The first comes to us courtesy of Adobe. The company's switch to a subscription model to its services and products (including a healthy dose of social networking) has stirred up more dust than Billy Martin at home plate.

It didn't matter that the monthly fee was 1) discounted and 2) not higher than buying the regular updates would have been. It still hit people like a bill from their cable company. [Fn 2]

People just don't like paying yet a monthly fee.

The second lesson is slowly being drummed louder and louder. Only panhandling survives as a businesses without a Twitter account or Facebook page. To their credit, panhandlers don't expect anyone to like them. And a simple, unobtrusive cardboard sign represents the closest thing to tweeting that they do.

Social networking has, indeed, made panhandling look respectable.

But even if you enjoy tweeting and wake up every morning with a smile on your Facebook page, there's still a chance you depend on your calendar, contacts and email applications to get you through the day.

That's what people were worried about after the iOS and Mavericks preview at Apple's Worldwide Developers Conference this week. And you don't have to be a GTD [Fn 3] cultist to appreciate their point.

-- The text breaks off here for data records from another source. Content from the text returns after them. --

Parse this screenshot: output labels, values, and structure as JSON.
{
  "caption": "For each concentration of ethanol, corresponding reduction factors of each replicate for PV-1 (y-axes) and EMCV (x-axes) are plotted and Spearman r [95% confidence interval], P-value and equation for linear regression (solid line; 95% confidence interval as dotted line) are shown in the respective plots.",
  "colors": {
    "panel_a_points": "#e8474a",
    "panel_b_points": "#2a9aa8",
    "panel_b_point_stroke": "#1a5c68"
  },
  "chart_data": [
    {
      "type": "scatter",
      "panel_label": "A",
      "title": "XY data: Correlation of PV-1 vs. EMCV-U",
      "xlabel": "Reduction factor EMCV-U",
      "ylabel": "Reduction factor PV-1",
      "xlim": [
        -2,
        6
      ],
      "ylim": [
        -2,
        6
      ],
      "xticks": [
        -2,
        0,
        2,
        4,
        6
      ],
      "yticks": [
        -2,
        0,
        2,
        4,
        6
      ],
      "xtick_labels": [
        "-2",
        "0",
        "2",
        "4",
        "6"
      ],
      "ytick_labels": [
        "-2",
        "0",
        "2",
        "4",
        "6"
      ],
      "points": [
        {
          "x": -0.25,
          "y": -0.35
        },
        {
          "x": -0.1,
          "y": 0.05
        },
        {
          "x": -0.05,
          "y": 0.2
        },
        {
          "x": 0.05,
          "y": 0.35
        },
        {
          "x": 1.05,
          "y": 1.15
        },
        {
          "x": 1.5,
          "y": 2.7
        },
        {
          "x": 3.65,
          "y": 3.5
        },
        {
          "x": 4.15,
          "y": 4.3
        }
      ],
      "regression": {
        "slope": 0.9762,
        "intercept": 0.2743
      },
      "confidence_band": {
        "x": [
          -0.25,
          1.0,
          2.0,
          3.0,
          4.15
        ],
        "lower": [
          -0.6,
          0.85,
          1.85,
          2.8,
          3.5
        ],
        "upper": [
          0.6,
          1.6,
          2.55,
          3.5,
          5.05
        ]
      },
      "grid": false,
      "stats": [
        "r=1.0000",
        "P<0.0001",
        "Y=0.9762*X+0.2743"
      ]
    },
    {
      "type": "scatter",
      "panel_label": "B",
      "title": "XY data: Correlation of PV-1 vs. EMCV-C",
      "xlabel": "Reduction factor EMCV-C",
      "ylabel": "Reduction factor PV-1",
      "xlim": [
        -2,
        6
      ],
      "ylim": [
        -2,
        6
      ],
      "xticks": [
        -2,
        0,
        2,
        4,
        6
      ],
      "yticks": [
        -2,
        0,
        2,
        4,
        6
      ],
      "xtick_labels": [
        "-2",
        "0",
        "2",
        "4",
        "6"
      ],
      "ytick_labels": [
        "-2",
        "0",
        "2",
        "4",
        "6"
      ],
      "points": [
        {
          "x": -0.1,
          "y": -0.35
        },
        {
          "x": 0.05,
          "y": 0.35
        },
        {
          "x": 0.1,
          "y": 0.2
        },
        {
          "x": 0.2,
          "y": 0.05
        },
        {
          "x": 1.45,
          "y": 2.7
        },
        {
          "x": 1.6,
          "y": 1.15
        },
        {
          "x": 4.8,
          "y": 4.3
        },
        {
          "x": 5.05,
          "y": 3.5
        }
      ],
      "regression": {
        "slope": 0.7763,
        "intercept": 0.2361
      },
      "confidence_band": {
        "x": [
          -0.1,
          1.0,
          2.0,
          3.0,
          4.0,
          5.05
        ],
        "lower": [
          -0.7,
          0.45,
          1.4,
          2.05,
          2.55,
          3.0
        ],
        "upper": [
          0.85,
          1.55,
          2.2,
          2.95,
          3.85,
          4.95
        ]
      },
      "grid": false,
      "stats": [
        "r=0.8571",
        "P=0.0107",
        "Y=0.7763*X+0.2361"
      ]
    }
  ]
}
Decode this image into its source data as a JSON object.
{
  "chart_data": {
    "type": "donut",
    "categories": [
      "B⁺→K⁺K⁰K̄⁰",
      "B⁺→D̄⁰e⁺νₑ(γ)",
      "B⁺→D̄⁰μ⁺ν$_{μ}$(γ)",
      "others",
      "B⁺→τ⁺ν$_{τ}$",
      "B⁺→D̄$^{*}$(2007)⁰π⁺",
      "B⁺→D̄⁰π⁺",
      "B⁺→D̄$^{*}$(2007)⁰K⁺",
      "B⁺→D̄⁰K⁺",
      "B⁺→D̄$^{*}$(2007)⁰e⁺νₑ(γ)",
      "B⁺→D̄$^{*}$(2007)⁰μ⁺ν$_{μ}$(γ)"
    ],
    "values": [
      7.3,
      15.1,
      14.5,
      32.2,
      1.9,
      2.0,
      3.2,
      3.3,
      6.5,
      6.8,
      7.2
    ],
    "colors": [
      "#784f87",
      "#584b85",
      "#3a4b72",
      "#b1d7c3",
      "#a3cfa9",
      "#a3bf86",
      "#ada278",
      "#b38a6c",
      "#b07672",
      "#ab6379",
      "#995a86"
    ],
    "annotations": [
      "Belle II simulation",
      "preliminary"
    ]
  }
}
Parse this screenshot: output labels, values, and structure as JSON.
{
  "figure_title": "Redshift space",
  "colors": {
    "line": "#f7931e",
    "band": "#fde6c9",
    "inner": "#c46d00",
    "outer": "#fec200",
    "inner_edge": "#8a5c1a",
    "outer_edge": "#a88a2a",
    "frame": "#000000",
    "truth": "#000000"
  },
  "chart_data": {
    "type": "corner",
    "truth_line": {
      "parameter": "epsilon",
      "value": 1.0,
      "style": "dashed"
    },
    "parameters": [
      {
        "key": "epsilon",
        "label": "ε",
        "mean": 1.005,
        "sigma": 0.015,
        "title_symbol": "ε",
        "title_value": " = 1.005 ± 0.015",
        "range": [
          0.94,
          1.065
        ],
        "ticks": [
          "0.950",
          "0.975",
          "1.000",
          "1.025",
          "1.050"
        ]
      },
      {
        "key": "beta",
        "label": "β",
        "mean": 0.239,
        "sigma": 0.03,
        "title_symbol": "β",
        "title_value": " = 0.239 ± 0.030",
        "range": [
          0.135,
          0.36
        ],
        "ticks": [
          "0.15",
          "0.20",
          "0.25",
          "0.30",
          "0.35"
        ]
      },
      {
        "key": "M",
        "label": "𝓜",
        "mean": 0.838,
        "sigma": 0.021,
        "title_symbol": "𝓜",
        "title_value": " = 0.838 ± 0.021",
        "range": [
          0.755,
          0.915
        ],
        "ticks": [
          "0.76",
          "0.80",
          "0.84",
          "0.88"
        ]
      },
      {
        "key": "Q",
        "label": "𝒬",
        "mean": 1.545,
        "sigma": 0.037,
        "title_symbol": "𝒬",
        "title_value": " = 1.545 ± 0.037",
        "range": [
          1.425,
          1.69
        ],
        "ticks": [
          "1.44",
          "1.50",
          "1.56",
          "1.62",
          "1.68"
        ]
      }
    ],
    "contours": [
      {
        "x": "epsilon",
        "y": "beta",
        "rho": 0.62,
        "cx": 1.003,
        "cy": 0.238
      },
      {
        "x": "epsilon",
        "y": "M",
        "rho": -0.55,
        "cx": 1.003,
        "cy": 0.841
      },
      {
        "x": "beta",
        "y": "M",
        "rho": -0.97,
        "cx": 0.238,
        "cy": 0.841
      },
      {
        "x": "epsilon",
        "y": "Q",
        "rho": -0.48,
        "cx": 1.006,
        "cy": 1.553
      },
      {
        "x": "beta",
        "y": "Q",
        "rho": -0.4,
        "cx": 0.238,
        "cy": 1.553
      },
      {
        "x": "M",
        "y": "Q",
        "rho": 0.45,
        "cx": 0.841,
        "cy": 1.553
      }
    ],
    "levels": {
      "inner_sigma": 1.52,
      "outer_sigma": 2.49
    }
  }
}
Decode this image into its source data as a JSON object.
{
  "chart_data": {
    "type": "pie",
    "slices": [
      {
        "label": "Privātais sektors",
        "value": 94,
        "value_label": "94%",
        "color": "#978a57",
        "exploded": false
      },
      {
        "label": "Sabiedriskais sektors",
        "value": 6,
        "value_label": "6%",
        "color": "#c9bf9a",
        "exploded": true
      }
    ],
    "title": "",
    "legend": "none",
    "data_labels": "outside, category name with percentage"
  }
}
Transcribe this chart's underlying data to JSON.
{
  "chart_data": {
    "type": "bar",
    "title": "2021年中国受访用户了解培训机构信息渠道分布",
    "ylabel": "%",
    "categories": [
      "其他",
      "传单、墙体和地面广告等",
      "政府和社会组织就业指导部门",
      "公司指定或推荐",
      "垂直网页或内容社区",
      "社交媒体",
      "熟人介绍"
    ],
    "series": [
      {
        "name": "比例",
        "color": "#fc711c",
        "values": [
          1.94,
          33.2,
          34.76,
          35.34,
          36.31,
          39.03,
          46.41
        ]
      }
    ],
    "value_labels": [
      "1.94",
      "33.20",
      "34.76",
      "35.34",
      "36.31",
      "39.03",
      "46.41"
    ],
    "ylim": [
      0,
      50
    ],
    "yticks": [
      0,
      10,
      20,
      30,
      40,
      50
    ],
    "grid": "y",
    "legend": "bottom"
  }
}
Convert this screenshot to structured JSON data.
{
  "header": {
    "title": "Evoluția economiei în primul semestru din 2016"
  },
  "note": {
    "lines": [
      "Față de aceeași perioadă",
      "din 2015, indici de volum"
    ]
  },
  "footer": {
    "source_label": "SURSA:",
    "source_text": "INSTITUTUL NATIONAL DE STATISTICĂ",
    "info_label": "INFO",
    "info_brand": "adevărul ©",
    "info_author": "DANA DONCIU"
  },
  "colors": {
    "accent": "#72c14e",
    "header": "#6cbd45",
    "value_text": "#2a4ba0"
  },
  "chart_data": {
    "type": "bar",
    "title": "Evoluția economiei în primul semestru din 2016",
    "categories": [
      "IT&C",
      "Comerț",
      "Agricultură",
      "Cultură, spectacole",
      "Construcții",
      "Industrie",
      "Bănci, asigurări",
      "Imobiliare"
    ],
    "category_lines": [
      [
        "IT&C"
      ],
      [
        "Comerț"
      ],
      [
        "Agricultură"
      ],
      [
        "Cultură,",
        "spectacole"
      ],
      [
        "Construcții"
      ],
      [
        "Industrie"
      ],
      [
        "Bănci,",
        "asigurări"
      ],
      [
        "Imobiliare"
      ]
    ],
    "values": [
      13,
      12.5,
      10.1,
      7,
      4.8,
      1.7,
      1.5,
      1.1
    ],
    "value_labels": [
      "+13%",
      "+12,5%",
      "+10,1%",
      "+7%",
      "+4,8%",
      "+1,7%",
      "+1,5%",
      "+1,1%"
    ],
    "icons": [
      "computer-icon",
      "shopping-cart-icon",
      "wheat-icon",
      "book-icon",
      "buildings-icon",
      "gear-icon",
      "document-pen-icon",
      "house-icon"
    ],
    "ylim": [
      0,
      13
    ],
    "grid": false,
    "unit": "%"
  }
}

There are long-standing problems with Apple's Mail program (which, despite having been around for ages, has never been called "venerable"). And this update, like the last, doesn't plan to address them. The Address Book/Contacts and Calendar also have their list of issues, again unaddressed. [Fn 4]

Instead, the keynote focused on features "geared to one's social life," as one person put it, suggesting to another that "Maybe the whole social networking thing is some nefarious scheme of the NSA?"

People are weary of social networking hogging center stage.

Two simple lessons as the dust starts to settle and we join our regular programming, Business As Usual, in progress.

And so it goes. Which, we hasten to point out, did not, in our colorful character's mind, refer to life everlasting.


Footnotes

[1] Kurt Vonnegut turned the phrase into a refrain worthy of a Greek chorus in Slaughterhouse Five. Get it in this edition.

[2] Ctein argues the benefits to subscribers of paying by the month.

[3] Getting Things Done.

[4] One exception to the trend is Apple's turn away from its own AFP file sharing model toward Window's SMB file sharing, despite a slew of legacy issues, in Mavericks.